Likewise, on the Seder night we paradoxically remember the Exodus from Egypt by not observing the night’s central precept.

I suggest that, for us today, the absence of the meat of the Pesach sacrifice on the Seder table is not simply the result of a technical glitch, of the fact that we no longer have a Temple or priests who can perform the sacrifice. Rather, it is of the very essence of the Seder. When, at the climax of the Seder, we ritually consume matzah and maror together and without the meat of the Pesach sacrifice, we are in fact remembering the Exodus in the only way appropriate for our age. When we do this, we liken Pesach to Shabbat.

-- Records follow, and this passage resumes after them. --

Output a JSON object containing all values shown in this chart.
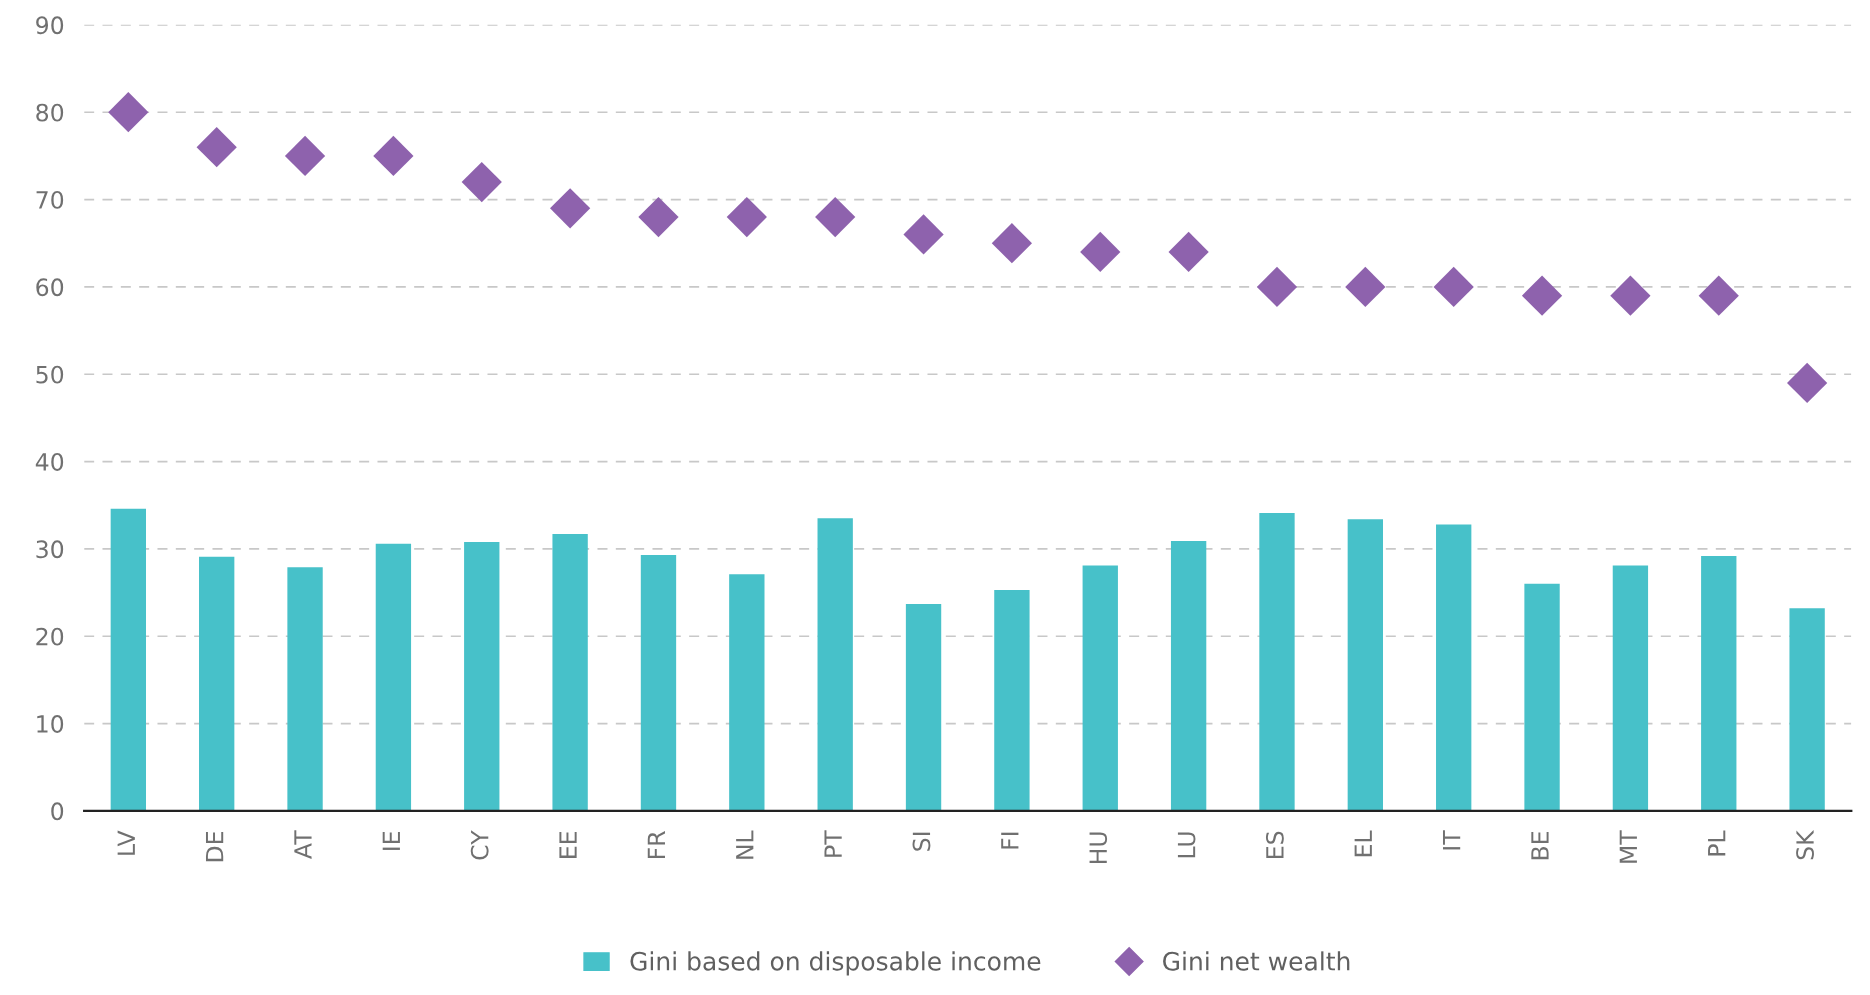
{
  "chart_data": {
    "type": "bar",
    "categories": [
      "LV",
      "DE",
      "AT",
      "IE",
      "CY",
      "EE",
      "FR",
      "NL",
      "PT",
      "SI",
      "FI",
      "HU",
      "LU",
      "ES",
      "EL",
      "IT",
      "BE",
      "MT",
      "PL",
      "SK"
    ],
    "series": [
      {
        "name": "Gini based on disposable income",
        "color": "#47c1c9",
        "values": [
          34.6,
          29.1,
          27.9,
          30.6,
          30.8,
          31.7,
          29.3,
          27.1,
          33.5,
          23.7,
          25.3,
          28.1,
          30.9,
          34.1,
          33.4,
          32.8,
          26.0,
          28.1,
          29.2,
          23.2
        ]
      },
      {
        "name": "Gini net wealth",
        "color": "#8e62ad",
        "type": "scatter",
        "marker": "diamond",
        "values": [
          80,
          76,
          75,
          75,
          72,
          69,
          68,
          68,
          68,
          66,
          65,
          64,
          64,
          60,
          60,
          60,
          59,
          59,
          59,
          49
        ]
      }
    ],
    "ylim": [
      0,
      90
    ],
    "yticks": [
      0,
      10,
      20,
      30,
      40,
      50,
      60,
      70,
      80,
      90
    ],
    "grid": "y",
    "legend": "bottom"
  }
}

On Shabbat we desist from labor, imitating God’s desisting from the creation of the first six days. This absence of action, marking the conclusion of God’s action in the world, is transformed into the holiest day of the week, the day in which we feel God’s presence most strongly. On the Seder night, the absence of the Pesach sacrifice brings us close to the God who once took us out of Egypt and who today has left it to us to take ourselves out of the bondage of our daily lives, to leave the home that is our routine and enter in to that unrestful state in which we seek him. Only thus, with our own powers, can we find the God who is seemingly absent and inactive (seemingly so because the act of desisting from creation can be seen otherwise, as an act of manifesting the divine presence in the world).

On this account, those who argue that we should resume the Pesach sacrifice today misunderstand the Seder ritual framework established by our sages. If the rabbis had viewed the Pesach sacrifice as the essential part of the Seder, they would presumably have found a way to continue the practice of the sacrifice, at least on some lesser level, as a rabbinic rather than a Torah precept. After all, that is precisely what they did with the taking of the four species on Sukkot. The fact that they did not do so is significant.

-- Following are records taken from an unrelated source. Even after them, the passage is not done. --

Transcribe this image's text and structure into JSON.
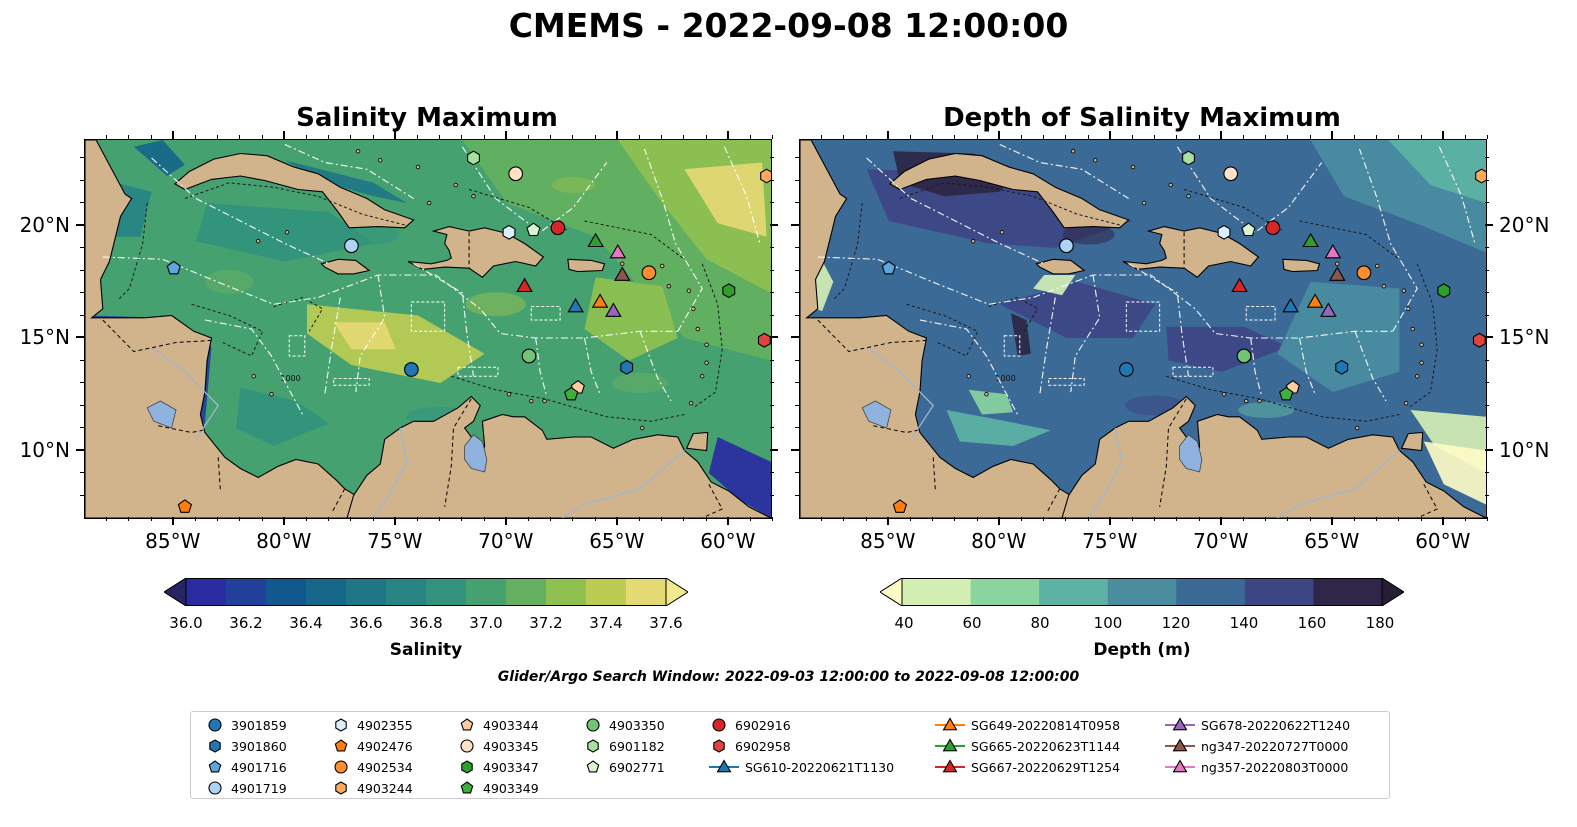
{
  "title": "CMEMS - 2022-09-08 12:00:00",
  "panels": [
    {
      "id": "salinity",
      "title": "Salinity Maximum",
      "colorbar": {
        "label": "Salinity",
        "ticks": [
          "36.0",
          "36.2",
          "36.4",
          "36.6",
          "36.8",
          "37.0",
          "37.2",
          "37.4",
          "37.6"
        ],
        "colors": [
          "#262462",
          "#2a2ba1",
          "#20409a",
          "#11588e",
          "#16678a",
          "#1f7686",
          "#268483",
          "#32937d",
          "#46a171",
          "#64b060",
          "#8fc050",
          "#bccc53",
          "#e5d974",
          "#f2ea8f"
        ]
      }
    },
    {
      "id": "depth",
      "title": "Depth of Salinity Maximum",
      "colorbar": {
        "label": "Depth (m)",
        "ticks": [
          "40",
          "60",
          "80",
          "100",
          "120",
          "140",
          "160",
          "180"
        ],
        "colors": [
          "#fdfbc6",
          "#d3eeb3",
          "#8ad4a0",
          "#5cb3a3",
          "#4a8d9f",
          "#3b6a97",
          "#3d4684",
          "#2e2747",
          "#281e33"
        ]
      }
    }
  ],
  "lon_ticks": [
    "85°W",
    "80°W",
    "75°W",
    "70°W",
    "65°W",
    "60°W"
  ],
  "lat_ticks": [
    "20°N",
    "15°N",
    "10°N"
  ],
  "map_labels": {
    "isobath": "1000"
  },
  "search_window": "Glider/Argo Search Window: 2022-09-03 12:00:00 to 2022-09-08 12:00:00",
  "legend": [
    {
      "label": "3901859",
      "marker": "circle",
      "color": "#1f77b4"
    },
    {
      "label": "3901860",
      "marker": "hexagon",
      "color": "#1f77b4"
    },
    {
      "label": "4901716",
      "marker": "pentagon",
      "color": "#5ea6df"
    },
    {
      "label": "4901719",
      "marker": "circle",
      "color": "#aed4f4"
    },
    {
      "label": "4902355",
      "marker": "hexagon",
      "color": "#dbeeff"
    },
    {
      "label": "4902476",
      "marker": "pentagon",
      "color": "#ff7f0e"
    },
    {
      "label": "4902534",
      "marker": "circle",
      "color": "#ff8c2e"
    },
    {
      "label": "4903244",
      "marker": "hexagon",
      "color": "#ffaa5a"
    },
    {
      "label": "4903344",
      "marker": "pentagon",
      "color": "#ffcc9f"
    },
    {
      "label": "4903345",
      "marker": "circle",
      "color": "#ffe1c6"
    },
    {
      "label": "4903347",
      "marker": "hexagon",
      "color": "#2ca02c"
    },
    {
      "label": "4903349",
      "marker": "pentagon",
      "color": "#3fae3f"
    },
    {
      "label": "4903350",
      "marker": "circle",
      "color": "#74c476"
    },
    {
      "label": "6901182",
      "marker": "hexagon",
      "color": "#a8e0a0"
    },
    {
      "label": "6902771",
      "marker": "pentagon",
      "color": "#d7f5cf"
    },
    {
      "label": "6902916",
      "marker": "circle",
      "color": "#d62728"
    },
    {
      "label": "6902958",
      "marker": "hexagon",
      "color": "#e0443e"
    },
    {
      "label": "SG610-20220621T1130",
      "marker": "triangle-line",
      "color": "#1f77b4"
    },
    {
      "label": "SG649-20220814T0958",
      "marker": "triangle-line",
      "color": "#ff7f0e"
    },
    {
      "label": "SG665-20220623T1144",
      "marker": "triangle-line",
      "color": "#2ca02c"
    },
    {
      "label": "SG667-20220629T1254",
      "marker": "triangle-line",
      "color": "#d62728"
    },
    {
      "label": "SG678-20220622T1240",
      "marker": "triangle-line",
      "color": "#9467bd"
    },
    {
      "label": "ng347-20220727T0000",
      "marker": "triangle-line",
      "color": "#8c564b"
    },
    {
      "label": "ng357-20220803T0000",
      "marker": "triangle-line",
      "color": "#e377c2"
    }
  ],
  "observations": [
    {
      "id": "3901859",
      "lon": -74.3,
      "lat": 13.6
    },
    {
      "id": "3901860",
      "lon": -64.6,
      "lat": 13.7
    },
    {
      "id": "4901716",
      "lon": -85.0,
      "lat": 18.1
    },
    {
      "id": "4901719",
      "lon": -77.0,
      "lat": 19.1
    },
    {
      "id": "4902355",
      "lon": -69.9,
      "lat": 19.7
    },
    {
      "id": "4902476",
      "lon": -84.5,
      "lat": 7.5
    },
    {
      "id": "4902534",
      "lon": -63.6,
      "lat": 17.9
    },
    {
      "id": "4903244",
      "lon": -58.3,
      "lat": 22.2
    },
    {
      "id": "4903344",
      "lon": -66.8,
      "lat": 12.8
    },
    {
      "id": "4903345",
      "lon": -69.6,
      "lat": 22.3
    },
    {
      "id": "4903347",
      "lon": -60.0,
      "lat": 17.1
    },
    {
      "id": "4903349",
      "lon": -67.1,
      "lat": 12.5
    },
    {
      "id": "4903350",
      "lon": -69.0,
      "lat": 14.2
    },
    {
      "id": "6901182",
      "lon": -71.5,
      "lat": 23.0
    },
    {
      "id": "6902771",
      "lon": -68.8,
      "lat": 19.8
    },
    {
      "id": "6902916",
      "lon": -67.7,
      "lat": 19.9
    },
    {
      "id": "6902958",
      "lon": -58.4,
      "lat": 14.9
    },
    {
      "id": "SG610-20220621T1130",
      "lon": -66.9,
      "lat": 16.4
    },
    {
      "id": "SG649-20220814T0958",
      "lon": -65.8,
      "lat": 16.6
    },
    {
      "id": "SG665-20220623T1144",
      "lon": -66.0,
      "lat": 19.3
    },
    {
      "id": "SG667-20220629T1254",
      "lon": -69.2,
      "lat": 17.3
    },
    {
      "id": "SG678-20220622T1240",
      "lon": -65.2,
      "lat": 16.2
    },
    {
      "id": "ng347-20220727T0000",
      "lon": -64.8,
      "lat": 17.8
    },
    {
      "id": "ng357-20220803T0000",
      "lon": -65.0,
      "lat": 18.8
    }
  ]
}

This same paradoxical process is potently illustrated in a short story by S.Y. Agnon, “The Home,” from his Book of Deeds (Sefer HaMa’asim). The story tells of a Seder night gone wrong. The narrator and his family leave their home on the Seder night and wander the streets, fleeing the hametz they have forgotten to remove from their home and the landlord who seeks to expel them. “Wordlessly, wordlessly we walked and listened to the sound of our steps,” Agnon writes. Not only is there no Pesach sacrifice—the entire holiday meal, including the matzah and maror, have been left behind. But instead of mourning the missed holiday, instead of demanding to stay at home and their table, the narrator’s children and wife comfort him as they lead him out. Agnon writes: “A wife knows her husband better than he knows himself … She put on her coat and said, what is prepared for us for tomorrow we will do today. She took our son and I took our daughter and we left our home.”

But precisely at this desperate moment, the family observes the commandment to remember the Exodus from Egypt more forcefully than they ever could have done at home. At the moment that they accept the absence, the absence itself, not the sacrifice, becomes the real precept of the day. “We entered a boarding house and I related that I forgot to remove the hametz from our home and that I did not want to trouble the rabbi with questions on Pesach night. The proprietor of the boarding house stroked his beard and said, in the language of the Haggadah, ‘Whoever is hungry, let him come and eat.’”

May the empty place at our Seder, and the Seders of the entire Jewish people, be filled with memories and sanctity and the observance of the holiday commandments.